Beatles, Stones e Dylan eram agora a santíssima trindade da contracultura. Se detestara no passado ser uma marioneta da folk comprometida, não era com mais agrado que encarava o seu novo estatuto de estrela pop. Tudo se exigia de Dylan: álbuns, entrevistas, programas de televisão, livros, concertos, soluções para os problemas da humanidade, tudo ao mesmo tempo… A panela de pressão na cabeça de Dylan estava prestes a estourar. Mas Deus escreve direito por linhas tortas. Em 29 de Julho de 1966, um acidente de mota oferece-lhe o pretexto perfeito para desaparecer do mapa. Convalesce numa casa no campo perto de Woodstock, saboreando um longo e merecido exílio.
Neste período quase monástico, a única concessão que fez ao mundo foi gravar umas quantas demos das suas novas canções, para as emprestar a outros intérpretes. Os seus leais companheiros de estrada- os The Hawks, futuros The Band- foram convocados mais uma vez. Alugaram uma casa de madeira na vizinhança, toda pintada de cor-de-rosa, a mítica “Big Pink”. Dylan exigiu apenas uma condição à Colombia Records: que as gravações não fossem feitas no ambiente asséptico de um estúdio profissional, mas sim na lânguida tranquilidade das suas próprias casas. Os primeiros temas foram gravados na casa de Dylan mas o grosso do trabalho foi feito na cave da “Big Pink”. As famosas Basement Tapes tinham acabado de nascer: domésticas, íntimas, mágicas…
Das dezenas de demos gravadas, catorze foram entregues à editora, e distribuídas por uns quantos artistas; Peter, Paul and Mary, Manfred Mann e os Byrds foram alguns dos felizardos. E a história destas bobinas teria terminado aqui não fora a sua circulação clandestina até caírem no regaço da imprensa musical. Alguns jornalistas, surpreendidos pelo brilho das canções, escreveram inflamados artigos nas revistas da especialidade, reclamado a sua urgente publicação. Dylan não cedeu, mas o apetite do público pelo fruto proibido tinha acabado de nascer.

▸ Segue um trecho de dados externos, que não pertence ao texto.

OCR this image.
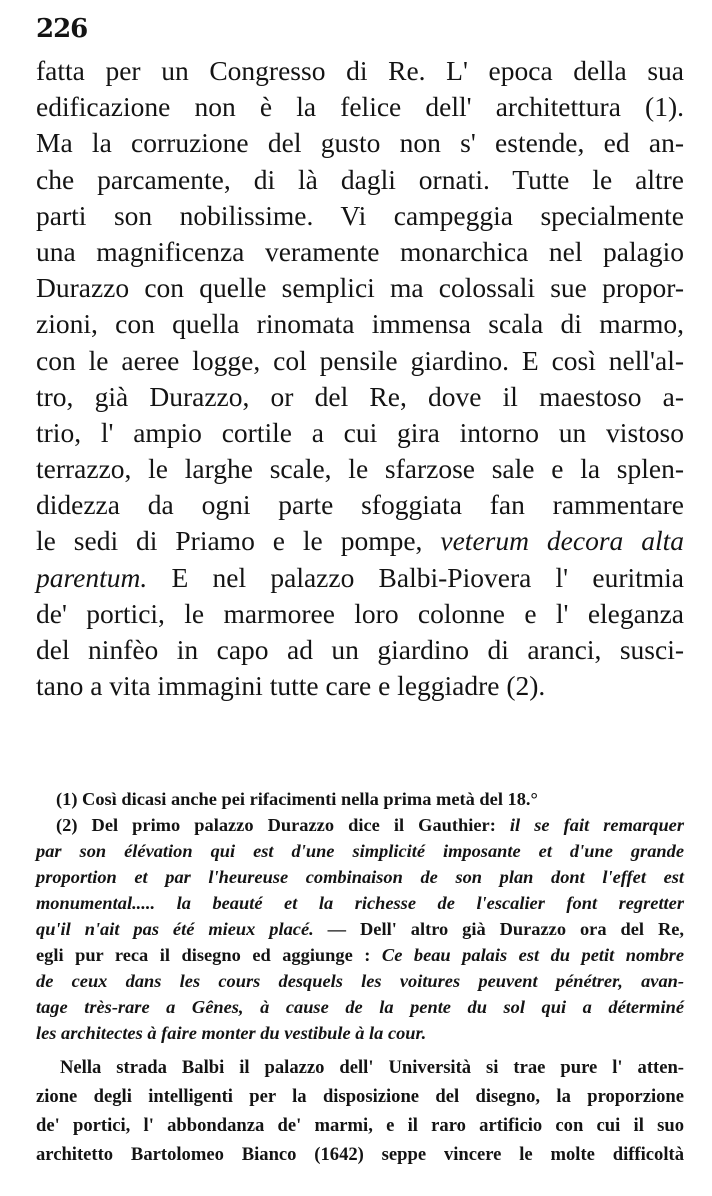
226
fatta per un Congresso di Re. L' epoca della sua
edificazione non è la felice dell' architettura (1).
Ma la corruzione del gusto non s' estende, ed an-
che parcamente, di là dagli ornati. Tutte le altre
parti son nobilissime. Vi campeggia specialmente
una magnificenza veramente monarchica nel palagio
Durazzo con quelle semplici ma colossali sue propor-
zioni, con quella rinomata immensa scala di marmo,
con le aeree logge, col pensile giardino. E così nell'al-
tro, già Durazzo, or del Re, dove il maestoso a-
trio, l' ampio cortile a cui gira intorno un vistoso
terrazzo, le larghe scale, le sfarzose sale e la splen-
didezza da ogni parte sfoggiata fan rammentare
le sedi di Priamo e le pompe, veterum decora alta
parentum. E nel palazzo Balbi-Piovera l' euritmia
de' portici, le marmoree loro colonne e l' eleganza
del ninfèo in capo ad un giardino di aranci, susci-
tano a vita immagini tutte care e leggiadre (2).
(1) Così dicasi anche pei rifacimenti nella prima metà del 18.°
(2) Del primo palazzo Durazzo dice il Gauthier: il se fait remarquer
par son élévation qui est d'une simplicité imposante et d'une grande
proportion et par l'heureuse combinaison de son plan dont l'effet est
monumental..... la beauté et la richesse de l'escalier font regretter
qu'il n'ait pas été mieux placé. — Dell' altro già Durazzo ora del Re,
egli pur reca il disegno ed aggiunge : Ce beau palais est du petit nombre
de ceux dans les cours desquels les voitures peuvent pénétrer, avan-
tage très-rare a Gênes, à cause de la pente du sol qui a déterminé
les architectes à faire monter du vestibule à la cour.
Nella strada Balbi il palazzo dell' Università si trae pure l' atten-
zione degli intelligenti per la disposizione del disegno, la proporzione
de' portici, l' abbondanza de' marmi, e il raro artificio con cui il suo
architetto Bartolomeo Bianco (1642) seppe vincere le molte difficoltà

Em Julho de 1969, foi publicado ilegalmente uma cópia espúria de alguns temas, o primeiro bootleg da história da música. O disco, conhecido por Great White Wonder, vendeu a rodos, para grande irritação de Dylan. Em Julho de 1975, Bob autorizou, por fim, a publicação das Basement Tapes. Mas o disco, longe de constituir um retrato fiel das famigeradas gravações, adulterou-as com desnecessários overdubs, acrescentou extemporâneas canções dos The Band, e deixou de fora alguns dos melhores temas de Dylan. A mão só seria emendada em 2014 quando foram publicadas todos os 139 temas originais, todos na sua nudez primordial. Foi preciso quase meio século para o mundo conhecer a versão definitiva das míticas The Basement Tapes.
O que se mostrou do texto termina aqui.